Press Release
For Immediate Release
March 26, 2007
 
Media Contact: Robyn Ziegler
312-814-3118
877-844-5461 (TTY)
rziegler@atg.state.il.us
 

ATTORNEY GENERAL MADIGAN SUES AUTOMOBILE DEALERSHIP FOR MISLEADING CONSUMERS WITH FALSE PROMISES TO REPAY LOANS ON TRADE-IN VEHICLES

Chicago — Attorney General Lisa Madigan today filed a lawsuit in Perry County Circuit Court against the owners and operators of an automobile dealership in DuQuoin, Illinois, alleging the defendants misled consumers with false promises that the dealership would pay off outstanding loan balances on vehicles traded in as part of automobile purchase transactions.

“Illinois consumers should be able to trust that businesses operating in the state will fulfill their promises,” said Madigan. “My office works hard to enforce the consumer laws and protect consumers from unscrupulous business people,” said Madigan.

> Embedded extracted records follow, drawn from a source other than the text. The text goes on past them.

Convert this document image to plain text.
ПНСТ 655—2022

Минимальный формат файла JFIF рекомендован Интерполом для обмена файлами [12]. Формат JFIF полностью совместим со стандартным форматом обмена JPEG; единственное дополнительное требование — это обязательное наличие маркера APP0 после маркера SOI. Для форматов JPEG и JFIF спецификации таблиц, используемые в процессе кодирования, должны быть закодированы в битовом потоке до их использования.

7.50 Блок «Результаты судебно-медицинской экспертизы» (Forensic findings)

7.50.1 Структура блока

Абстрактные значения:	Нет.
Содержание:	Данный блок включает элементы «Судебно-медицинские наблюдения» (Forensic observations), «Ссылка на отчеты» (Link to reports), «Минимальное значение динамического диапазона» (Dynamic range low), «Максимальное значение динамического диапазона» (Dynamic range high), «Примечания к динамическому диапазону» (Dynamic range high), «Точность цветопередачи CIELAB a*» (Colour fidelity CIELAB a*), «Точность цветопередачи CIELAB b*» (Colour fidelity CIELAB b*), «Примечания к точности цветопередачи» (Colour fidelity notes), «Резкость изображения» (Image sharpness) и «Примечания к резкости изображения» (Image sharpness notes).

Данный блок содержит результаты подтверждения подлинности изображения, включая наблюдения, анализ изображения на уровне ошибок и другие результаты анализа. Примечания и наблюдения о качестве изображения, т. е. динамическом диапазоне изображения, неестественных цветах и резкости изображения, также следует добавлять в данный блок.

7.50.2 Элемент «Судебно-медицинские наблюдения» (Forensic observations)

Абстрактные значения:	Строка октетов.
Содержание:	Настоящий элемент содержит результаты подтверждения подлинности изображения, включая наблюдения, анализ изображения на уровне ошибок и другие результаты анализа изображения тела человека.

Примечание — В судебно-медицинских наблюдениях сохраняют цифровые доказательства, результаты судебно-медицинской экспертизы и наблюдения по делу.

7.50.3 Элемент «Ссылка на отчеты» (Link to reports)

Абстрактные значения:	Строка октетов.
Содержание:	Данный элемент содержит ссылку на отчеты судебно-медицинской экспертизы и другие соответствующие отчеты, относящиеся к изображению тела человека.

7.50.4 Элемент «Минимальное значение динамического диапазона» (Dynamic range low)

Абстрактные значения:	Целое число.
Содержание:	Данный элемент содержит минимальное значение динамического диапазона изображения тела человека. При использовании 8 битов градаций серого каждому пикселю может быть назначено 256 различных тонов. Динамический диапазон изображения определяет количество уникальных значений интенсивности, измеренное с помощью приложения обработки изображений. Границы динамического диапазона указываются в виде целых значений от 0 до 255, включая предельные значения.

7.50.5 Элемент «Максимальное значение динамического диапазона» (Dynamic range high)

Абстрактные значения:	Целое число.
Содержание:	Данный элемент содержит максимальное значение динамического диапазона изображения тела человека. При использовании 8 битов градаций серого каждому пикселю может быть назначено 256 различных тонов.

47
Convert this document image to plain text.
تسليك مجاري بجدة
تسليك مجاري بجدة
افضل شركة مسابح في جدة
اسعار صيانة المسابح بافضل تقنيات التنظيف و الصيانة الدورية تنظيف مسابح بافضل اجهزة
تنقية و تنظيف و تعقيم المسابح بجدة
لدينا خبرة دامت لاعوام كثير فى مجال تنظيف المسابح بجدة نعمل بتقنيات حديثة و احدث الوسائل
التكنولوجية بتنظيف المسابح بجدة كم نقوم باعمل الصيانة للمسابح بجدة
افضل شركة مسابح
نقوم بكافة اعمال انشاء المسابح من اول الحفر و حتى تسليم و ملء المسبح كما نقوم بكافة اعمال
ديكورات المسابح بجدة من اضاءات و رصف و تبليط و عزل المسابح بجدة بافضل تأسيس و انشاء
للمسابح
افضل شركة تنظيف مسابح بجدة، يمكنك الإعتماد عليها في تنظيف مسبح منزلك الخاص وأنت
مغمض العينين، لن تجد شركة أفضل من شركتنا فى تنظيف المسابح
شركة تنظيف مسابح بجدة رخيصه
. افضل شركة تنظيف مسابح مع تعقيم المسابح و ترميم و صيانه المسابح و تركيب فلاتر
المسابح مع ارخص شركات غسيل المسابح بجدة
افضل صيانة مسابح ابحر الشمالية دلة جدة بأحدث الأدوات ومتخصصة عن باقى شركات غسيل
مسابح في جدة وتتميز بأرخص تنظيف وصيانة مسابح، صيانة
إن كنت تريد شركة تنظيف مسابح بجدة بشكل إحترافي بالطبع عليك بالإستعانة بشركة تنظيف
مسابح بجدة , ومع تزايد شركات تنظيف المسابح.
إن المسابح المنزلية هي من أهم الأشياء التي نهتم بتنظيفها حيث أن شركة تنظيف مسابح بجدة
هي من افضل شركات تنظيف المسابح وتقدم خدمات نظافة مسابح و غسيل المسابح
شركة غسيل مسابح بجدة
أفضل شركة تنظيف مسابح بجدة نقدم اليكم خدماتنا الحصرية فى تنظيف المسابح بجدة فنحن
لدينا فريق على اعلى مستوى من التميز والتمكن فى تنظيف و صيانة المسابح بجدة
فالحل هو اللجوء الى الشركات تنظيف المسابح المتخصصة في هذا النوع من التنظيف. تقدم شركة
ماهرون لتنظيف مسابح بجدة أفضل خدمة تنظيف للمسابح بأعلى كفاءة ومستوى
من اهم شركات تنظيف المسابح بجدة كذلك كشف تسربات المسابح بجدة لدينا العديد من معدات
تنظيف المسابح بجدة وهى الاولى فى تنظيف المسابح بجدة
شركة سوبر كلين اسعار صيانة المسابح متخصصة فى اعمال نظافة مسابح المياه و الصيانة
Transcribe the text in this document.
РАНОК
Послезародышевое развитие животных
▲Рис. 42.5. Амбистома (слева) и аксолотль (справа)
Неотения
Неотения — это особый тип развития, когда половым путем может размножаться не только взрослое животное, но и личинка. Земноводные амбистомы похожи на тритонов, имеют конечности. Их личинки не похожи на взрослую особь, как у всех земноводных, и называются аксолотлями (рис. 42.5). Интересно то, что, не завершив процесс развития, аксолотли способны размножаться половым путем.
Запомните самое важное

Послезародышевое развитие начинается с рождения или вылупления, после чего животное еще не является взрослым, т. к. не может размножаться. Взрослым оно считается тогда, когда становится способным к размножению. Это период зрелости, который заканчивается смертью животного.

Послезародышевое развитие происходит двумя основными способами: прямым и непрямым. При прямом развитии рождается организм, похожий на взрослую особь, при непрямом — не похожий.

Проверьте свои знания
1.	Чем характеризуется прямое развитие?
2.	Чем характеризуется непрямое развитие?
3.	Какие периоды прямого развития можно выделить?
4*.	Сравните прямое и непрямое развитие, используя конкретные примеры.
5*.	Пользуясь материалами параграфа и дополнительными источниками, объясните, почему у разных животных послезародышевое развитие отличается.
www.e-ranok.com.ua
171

Madigan’s office has received over 30 consumer complaints regarding this dealership. In 2006, the Illinois Secretary of State revoked this dealership’s license, which effectively terminated its ability to conduct business as an automobile dealership. Today’s lawsuit, based on those consumer complaints, alleges that Heartland Ford, Inc., parent companies Illinois Automotive Partners, Inc., and Automotive Partners, Inc., a Florida corporation, as well as corporate owners Peter Iodice and Donald J. McPherson, failed to pay off loans on trade-in vehicles, to pay title and registration fees to the Illinois Secretary of State, to pay sales taxes to the Illinois Department of Revenue, and to pay premiums on extended warranty contracts and gap liability insurance policies.

The civil complaint alleges that the defendants violated the Illinois Consumer Fraud and Deceptive Business Practices Act. Specifically, the complaint alleges that as part of the purchase price for vehicles, Heartland Ford promised to accept trade-in vehicles and to pay off the outstanding loan balances on these traded vehicles. In several instances, the dealership allegedly never paid off the loans on the trade-in vehicles, leaving the customers with outstanding balances on two separate car loans – the loan for their new vehicle and the loan balance left over on the trade-in vehicle.

The complaint also alleges that when Heartland Ford failed to pay off loans on trade-in vehicles, those loans continued to accumulate interest and fees on a daily basis. According to the complaint, the dealership’s failure to fulfill its promises to pay off loans on the trade-in vehicles caused a negative impact on some of the consumers’ credit ratings. The complaint alleges that the total value of the unpaid trade-in loans exceeds $94,000. Because Heartland Ford also failed in some instances to pay title and registration fees on vehicles, some customers claim that they were surprised to discover that they could not obtain license plates or renewals and that their names were not on the titles of the newly purchased vehicles.

Madigan’s lawsuit asks the court to prohibit the defendants from engaging in the business of selling motor vehicles in the State of Illinois and to order civil penalties of $50,000, with additional penalties of $50,000 for each violation found to have been committed with the intent to defraud. The lawsuit also asks the court to rescind the vehicle sales contracts and order the defendants to pay restitution to consumers and to pay all costs for the prosecution and investigation of this case.

Assistant Attorney General Jeffrey Feltman is handling the case for Madigan’s Consumer Fraud Bureau.